# Need of refining aluminium and Hoope vs Hall–Héroult processes

Recently I was taught how aluminium is commercially extracted. The ore is first concentrated by leaching either by Bayer's process for red bauxite (impurity: $$\ce{Fe2O3}$$) or by Serpeck's process for white bauxite (impurity: $$\ce{SiO2}$$).

Then alumina is reduced electrolytically via Hall–Héroult's process directly to 99% pure aluminium. But for further purification to remove remaining copper or iron impurities, Hoope's process is executed to get 99.99% pure $$\ce{Al}$$.

Since both processes involve electrolysis, and the materials added are similar in both (except $$\ce{BaF2}$$) with same graphite electrodes, shouldn't we get the same purity in both process (thus not requiring a further refinement)?

Also, the arrangement of the electrodes are exactly opposite to each other. Hoope's argues that pure aluminium is lighter and thus floats so cathode is kept at top, but why doesn't that logic work in Hall–Héroult's? The difference in purity varying by 0.99% and the electrolyte used being same.

Any insight into this matter is helpful because I haven't been able to come to a convincing conclusion.

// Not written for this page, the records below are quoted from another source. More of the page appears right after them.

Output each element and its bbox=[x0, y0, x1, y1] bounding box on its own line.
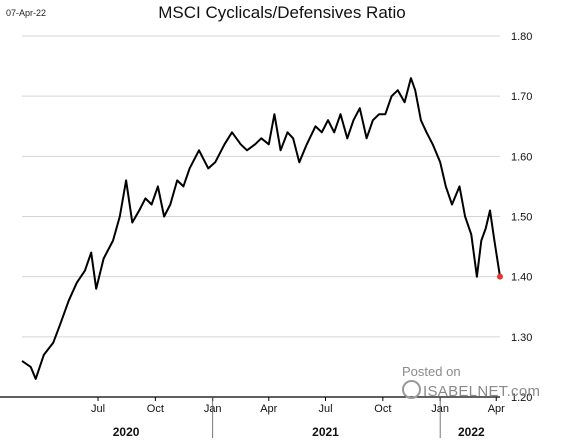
x-tick-label: Apr bbox=[488, 403, 505, 415]
year-label: 2020 bbox=[113, 425, 140, 439]
x-tick-label: Jul bbox=[318, 403, 332, 415]
date-stamp: 07-Apr-22 bbox=[6, 8, 47, 18]
series-line bbox=[21, 77, 501, 380]
chart-title: MSCI Cyclicals/Defensives Ratio bbox=[158, 3, 406, 22]
watermark: Posted on ISABELNET.com bbox=[402, 364, 540, 400]
y-tick-label: 1.60 bbox=[511, 151, 532, 163]
y-tick-label: 1.80 bbox=[511, 31, 532, 43]
watermark-line1: Posted on bbox=[402, 364, 461, 379]
year-label: 2021 bbox=[312, 425, 339, 439]
y-tick-label: 1.40 bbox=[511, 272, 532, 284]
watermark-line2: ISABELNET.com bbox=[423, 383, 541, 400]
y-tick-label: 1.30 bbox=[511, 332, 532, 344]
series-layer bbox=[21, 77, 503, 380]
last-value-marker bbox=[497, 273, 503, 280]
y-tick-label: 1.50 bbox=[511, 212, 532, 224]
y-tick-label: 1.20 bbox=[511, 392, 532, 404]
x-tick-label: Jul bbox=[91, 403, 105, 415]
isabelnet-logo-icon bbox=[402, 380, 421, 399]
x-tick-label: Apr bbox=[260, 403, 277, 415]
x-tick-label: Oct bbox=[147, 403, 164, 415]
year-label: 2022 bbox=[458, 425, 485, 439]
x-tick-label: Oct bbox=[374, 403, 391, 415]
gridlines bbox=[22, 35, 500, 398]
y-axis: 1.20 1.30 1.40 1.50 1.60 1.70 1.80 bbox=[511, 31, 532, 404]
y-tick-label: 1.70 bbox=[511, 91, 532, 103]
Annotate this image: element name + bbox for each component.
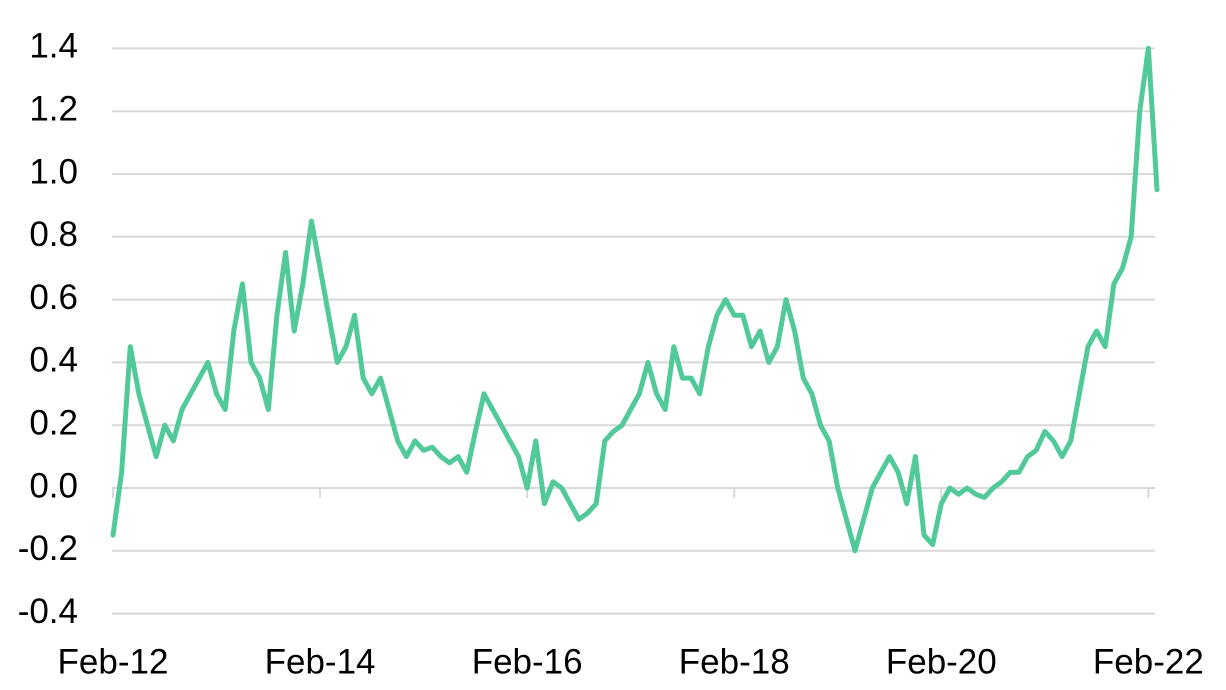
- y-tick-label: 1.6: [29, 0, 78, 3]
- y-tick-label: 1.2: [29, 89, 78, 128]
- x-tick-label: Feb-12: [58, 642, 169, 681]
- y-tick-label: 0.2: [29, 403, 78, 442]
- data-line: [110, 45, 1160, 554]
- y-tick-label: 0.4: [29, 341, 78, 380]
- y-tick-label: 1.4: [29, 27, 78, 66]
- y-tick-label: 0.8: [29, 215, 78, 254]
- y-tick-label: 0.0: [29, 466, 78, 505]
- x-tick-label: Feb-20: [886, 642, 997, 681]
- y-tick-label: 1.0: [29, 152, 78, 191]
- y-tick-label: -0.2: [18, 529, 78, 568]
- x-tick-label: Feb-14: [265, 642, 376, 681]
- y-tick-label: -0.4: [18, 592, 78, 631]
- x-tick-label: Feb-22: [1093, 642, 1204, 681]
- x-tick-label: Feb-18: [679, 642, 790, 681]
- y-tick-label: 0.6: [29, 278, 78, 317]
- x-tick-label: Feb-16: [472, 642, 583, 681]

• But why doesn’t that logic work in hall-Heroult? : You answered it yourself - the $\ce{BaF2}$ mixture is much more heavier than $\ce{Al}$. – Aniruddha Deb Jan 1 at 16:17
• Ok so you seem to be right that BaF2 is heavier than Al, but Na3AlF6(cryolite) is not. So it should possibly float over the pure molten Al in Hoope's process? Making the conditions same as for Hall-Heroults. – Sir Arthur7 Jan 2 at 16:37
• Moreover I feel that adding cryolite is lot more necessary than BaF2, and Wikipedia says that "en.wikipedia.org/wiki/Hall%E2%80%93H%C3%A9roult_process" molten Al is heavier than cryolite, so it should sink down both in Hall-Heroult's and Hoope's processes. I don't think there's anything to argue on that. – Sir Arthur7 Jan 2 at 16:51

Edit: Thinking about it some more, the reason for the mixing may be due to where the $$\ce{CO2}$$ gas is formed. ($$\ce{Al2O3 + C_{electrode} -> Al +CO2}$$) Bubbles formed a the bottom of the cell would rise up and cause more stirring than if they formed near the top of the cell.